Confessions of a researchaholic

July 6, 2012

Who should be your references

Filed under: Real — liyiwei @ 10:41 am
Tags: ,

I am explaining this in the context of research/academic job hunting, but similar principles can be applied to other situations.

The effectiveness E of a particular individual as your reference can be expressed by the following equation:
E = wcQ
, where w is the weight of the individual, c the strength of the connection, and Q the quality of the recommendation.

In particular:

. w is the weight of that individual in the particular field you are applying your job for. A nobody has a weight with absolute value close to 0, while a bigwig has weight with absolutely value close to 1. Note the mention of absolute value; the weight can be positive as well as negative. (Think about having Charles Darwin as reference for a scientific versus theological post.)

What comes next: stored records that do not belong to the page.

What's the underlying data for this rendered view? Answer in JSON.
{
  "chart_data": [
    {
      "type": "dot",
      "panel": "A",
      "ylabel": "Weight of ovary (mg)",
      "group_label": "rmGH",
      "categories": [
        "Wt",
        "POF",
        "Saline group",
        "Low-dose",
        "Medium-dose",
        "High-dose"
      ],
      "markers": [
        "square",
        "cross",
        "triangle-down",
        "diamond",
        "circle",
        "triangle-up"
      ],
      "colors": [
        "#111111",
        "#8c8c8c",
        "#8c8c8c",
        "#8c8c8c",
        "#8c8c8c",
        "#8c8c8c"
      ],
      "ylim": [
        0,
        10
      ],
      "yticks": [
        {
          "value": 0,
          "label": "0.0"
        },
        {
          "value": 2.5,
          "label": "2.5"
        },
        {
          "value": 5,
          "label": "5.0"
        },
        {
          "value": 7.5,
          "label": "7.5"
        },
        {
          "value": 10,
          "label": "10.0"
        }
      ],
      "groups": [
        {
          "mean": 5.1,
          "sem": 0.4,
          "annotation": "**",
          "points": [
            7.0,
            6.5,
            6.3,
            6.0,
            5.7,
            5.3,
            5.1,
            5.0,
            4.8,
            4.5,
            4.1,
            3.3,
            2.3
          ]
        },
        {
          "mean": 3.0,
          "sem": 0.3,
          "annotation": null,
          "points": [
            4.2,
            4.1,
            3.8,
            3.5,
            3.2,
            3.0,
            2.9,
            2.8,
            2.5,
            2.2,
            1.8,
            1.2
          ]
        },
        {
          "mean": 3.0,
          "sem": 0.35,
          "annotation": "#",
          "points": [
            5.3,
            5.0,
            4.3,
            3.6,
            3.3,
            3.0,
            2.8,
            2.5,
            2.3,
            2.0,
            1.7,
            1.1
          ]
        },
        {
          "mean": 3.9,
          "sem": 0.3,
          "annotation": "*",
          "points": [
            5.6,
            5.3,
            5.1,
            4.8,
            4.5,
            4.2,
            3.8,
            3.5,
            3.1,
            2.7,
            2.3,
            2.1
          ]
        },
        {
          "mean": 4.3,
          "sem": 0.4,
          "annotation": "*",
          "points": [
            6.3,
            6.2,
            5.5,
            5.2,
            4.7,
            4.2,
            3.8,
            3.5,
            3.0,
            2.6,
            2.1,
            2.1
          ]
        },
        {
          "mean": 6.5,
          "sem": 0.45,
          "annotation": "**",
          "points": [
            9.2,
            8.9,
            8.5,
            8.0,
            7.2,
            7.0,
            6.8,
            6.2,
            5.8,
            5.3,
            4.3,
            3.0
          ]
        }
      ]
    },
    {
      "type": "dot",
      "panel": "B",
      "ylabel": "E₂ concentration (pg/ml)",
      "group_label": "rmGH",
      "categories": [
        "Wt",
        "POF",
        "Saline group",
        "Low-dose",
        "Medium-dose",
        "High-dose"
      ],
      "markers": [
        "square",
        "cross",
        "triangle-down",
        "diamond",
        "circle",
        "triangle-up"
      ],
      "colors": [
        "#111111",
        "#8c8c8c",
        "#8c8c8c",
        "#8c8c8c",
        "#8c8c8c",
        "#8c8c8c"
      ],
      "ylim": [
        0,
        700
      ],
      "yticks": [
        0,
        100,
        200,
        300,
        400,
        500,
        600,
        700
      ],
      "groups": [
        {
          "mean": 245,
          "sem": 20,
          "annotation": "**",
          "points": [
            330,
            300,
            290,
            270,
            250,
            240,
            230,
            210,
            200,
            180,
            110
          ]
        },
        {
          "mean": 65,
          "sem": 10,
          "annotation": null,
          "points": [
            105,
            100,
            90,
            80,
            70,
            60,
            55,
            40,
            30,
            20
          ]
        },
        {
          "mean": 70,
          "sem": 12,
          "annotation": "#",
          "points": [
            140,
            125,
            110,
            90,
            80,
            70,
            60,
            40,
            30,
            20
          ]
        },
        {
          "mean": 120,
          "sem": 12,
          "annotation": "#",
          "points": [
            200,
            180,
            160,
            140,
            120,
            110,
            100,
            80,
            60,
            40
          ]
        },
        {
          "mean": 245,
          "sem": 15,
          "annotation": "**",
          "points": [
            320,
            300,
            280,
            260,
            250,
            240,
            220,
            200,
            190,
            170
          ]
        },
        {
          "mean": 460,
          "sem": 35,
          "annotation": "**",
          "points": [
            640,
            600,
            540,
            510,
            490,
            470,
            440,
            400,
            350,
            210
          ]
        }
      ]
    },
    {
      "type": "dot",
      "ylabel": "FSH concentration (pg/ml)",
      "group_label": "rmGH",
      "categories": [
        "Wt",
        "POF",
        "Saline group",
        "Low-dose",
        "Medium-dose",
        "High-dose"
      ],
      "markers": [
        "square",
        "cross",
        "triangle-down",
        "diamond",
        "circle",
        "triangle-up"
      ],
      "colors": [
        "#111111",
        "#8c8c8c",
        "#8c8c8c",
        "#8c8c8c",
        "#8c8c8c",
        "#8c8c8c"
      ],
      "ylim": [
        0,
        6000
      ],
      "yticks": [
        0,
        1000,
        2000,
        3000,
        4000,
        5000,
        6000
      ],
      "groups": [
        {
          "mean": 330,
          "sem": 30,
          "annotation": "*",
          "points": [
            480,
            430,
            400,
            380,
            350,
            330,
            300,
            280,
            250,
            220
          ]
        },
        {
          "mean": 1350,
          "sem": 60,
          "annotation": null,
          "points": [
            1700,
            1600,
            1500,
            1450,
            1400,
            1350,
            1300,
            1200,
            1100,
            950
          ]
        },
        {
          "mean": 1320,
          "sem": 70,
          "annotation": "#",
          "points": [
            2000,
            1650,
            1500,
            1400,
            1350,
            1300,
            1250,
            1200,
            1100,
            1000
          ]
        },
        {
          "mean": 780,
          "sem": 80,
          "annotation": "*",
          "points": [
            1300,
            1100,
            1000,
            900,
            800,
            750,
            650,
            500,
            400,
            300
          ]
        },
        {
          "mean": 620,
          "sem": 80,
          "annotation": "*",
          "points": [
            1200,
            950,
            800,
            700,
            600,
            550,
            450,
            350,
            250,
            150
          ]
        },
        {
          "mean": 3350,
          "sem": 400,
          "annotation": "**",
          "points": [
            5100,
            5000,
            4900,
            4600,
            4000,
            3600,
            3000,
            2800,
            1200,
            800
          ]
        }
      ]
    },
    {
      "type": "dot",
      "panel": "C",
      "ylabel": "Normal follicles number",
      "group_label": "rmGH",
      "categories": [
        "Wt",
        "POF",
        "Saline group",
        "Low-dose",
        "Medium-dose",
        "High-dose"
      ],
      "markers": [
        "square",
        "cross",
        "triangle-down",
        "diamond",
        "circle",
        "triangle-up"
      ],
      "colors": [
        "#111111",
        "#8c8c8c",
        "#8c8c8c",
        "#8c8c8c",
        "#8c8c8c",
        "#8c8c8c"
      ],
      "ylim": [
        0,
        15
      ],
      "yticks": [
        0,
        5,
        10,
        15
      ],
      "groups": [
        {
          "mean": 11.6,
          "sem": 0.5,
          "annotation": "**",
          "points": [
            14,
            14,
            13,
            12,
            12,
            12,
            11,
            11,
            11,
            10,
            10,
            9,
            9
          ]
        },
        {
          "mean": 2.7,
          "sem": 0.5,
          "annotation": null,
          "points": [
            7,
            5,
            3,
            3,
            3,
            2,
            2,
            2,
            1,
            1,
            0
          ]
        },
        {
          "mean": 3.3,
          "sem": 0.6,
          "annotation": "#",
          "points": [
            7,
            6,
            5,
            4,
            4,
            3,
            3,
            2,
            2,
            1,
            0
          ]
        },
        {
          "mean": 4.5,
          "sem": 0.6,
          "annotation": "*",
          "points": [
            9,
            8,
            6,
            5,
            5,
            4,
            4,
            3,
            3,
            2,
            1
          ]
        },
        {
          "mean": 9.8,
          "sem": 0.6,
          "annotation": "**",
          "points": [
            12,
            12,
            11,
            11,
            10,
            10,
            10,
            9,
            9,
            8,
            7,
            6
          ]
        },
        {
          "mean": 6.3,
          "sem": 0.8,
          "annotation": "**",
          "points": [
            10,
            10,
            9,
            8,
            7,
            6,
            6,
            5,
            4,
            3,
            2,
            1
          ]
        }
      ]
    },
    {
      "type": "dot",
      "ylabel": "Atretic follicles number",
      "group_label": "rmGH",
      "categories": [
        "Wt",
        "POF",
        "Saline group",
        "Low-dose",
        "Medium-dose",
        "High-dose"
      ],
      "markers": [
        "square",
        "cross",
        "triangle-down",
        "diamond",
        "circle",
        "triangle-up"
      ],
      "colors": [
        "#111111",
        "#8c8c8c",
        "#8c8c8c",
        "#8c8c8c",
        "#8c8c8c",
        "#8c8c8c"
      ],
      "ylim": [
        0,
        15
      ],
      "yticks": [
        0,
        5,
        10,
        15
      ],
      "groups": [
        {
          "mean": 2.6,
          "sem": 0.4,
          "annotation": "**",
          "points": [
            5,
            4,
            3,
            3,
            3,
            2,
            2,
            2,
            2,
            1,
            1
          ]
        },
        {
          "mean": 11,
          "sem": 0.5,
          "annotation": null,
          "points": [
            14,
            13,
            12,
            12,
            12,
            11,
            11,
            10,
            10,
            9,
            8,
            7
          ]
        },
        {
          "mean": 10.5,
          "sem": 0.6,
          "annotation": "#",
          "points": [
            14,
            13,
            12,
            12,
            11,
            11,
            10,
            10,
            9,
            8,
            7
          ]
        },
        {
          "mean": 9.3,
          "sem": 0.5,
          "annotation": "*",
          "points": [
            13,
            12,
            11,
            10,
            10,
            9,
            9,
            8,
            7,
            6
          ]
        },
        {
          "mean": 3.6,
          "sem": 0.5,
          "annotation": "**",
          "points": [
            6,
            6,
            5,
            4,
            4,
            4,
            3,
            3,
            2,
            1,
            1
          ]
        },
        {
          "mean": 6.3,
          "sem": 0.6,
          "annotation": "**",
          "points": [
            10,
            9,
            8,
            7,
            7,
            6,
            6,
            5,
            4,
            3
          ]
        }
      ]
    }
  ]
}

. c is the strength of connection between you and that individual, a real number between 0 (e.g. you do not really know each other) and 1 (e.g. the two of you fought in the same foxhole during WWII).

. Q is the quality of recommendation, a real number between -1 (e.g. you did not realize you actually pissed off that guy) and 1 (e.g. you wrote a 1000+ citation paper with your PhD adviser).

Your job is to identify individuals who can give you sufficiently large E values. Thus, do not ask people who are not very successful (near 0 w) or (worse) are archenemies with the institution you are applying for (negative w), who barely know you (weak c), or who are too busy (near 0 Q) or too pissed (negative Q) to write good recommendation.

You want a reasonable number of large positive E values.
The definition of *reasonable number* is application dependent (pun intended), but I would say 5 is about right for a research/academic job, 3 will be a bit too weak, and you probably do not need more than 7 unless you are applying for a senior position.
Also, make sure your E values are all sufficiently large and positive; having a bunch of weak E will not help, and can give the impression that you have difficulty finding good references.

Last but not least, ask and obtain consensus from people before listing them as your references. It can be very impolite, and downright dangerous, if you do not do so.

If you feel these are all common senses, you will be surprised by how many people commit the very basic mistakes.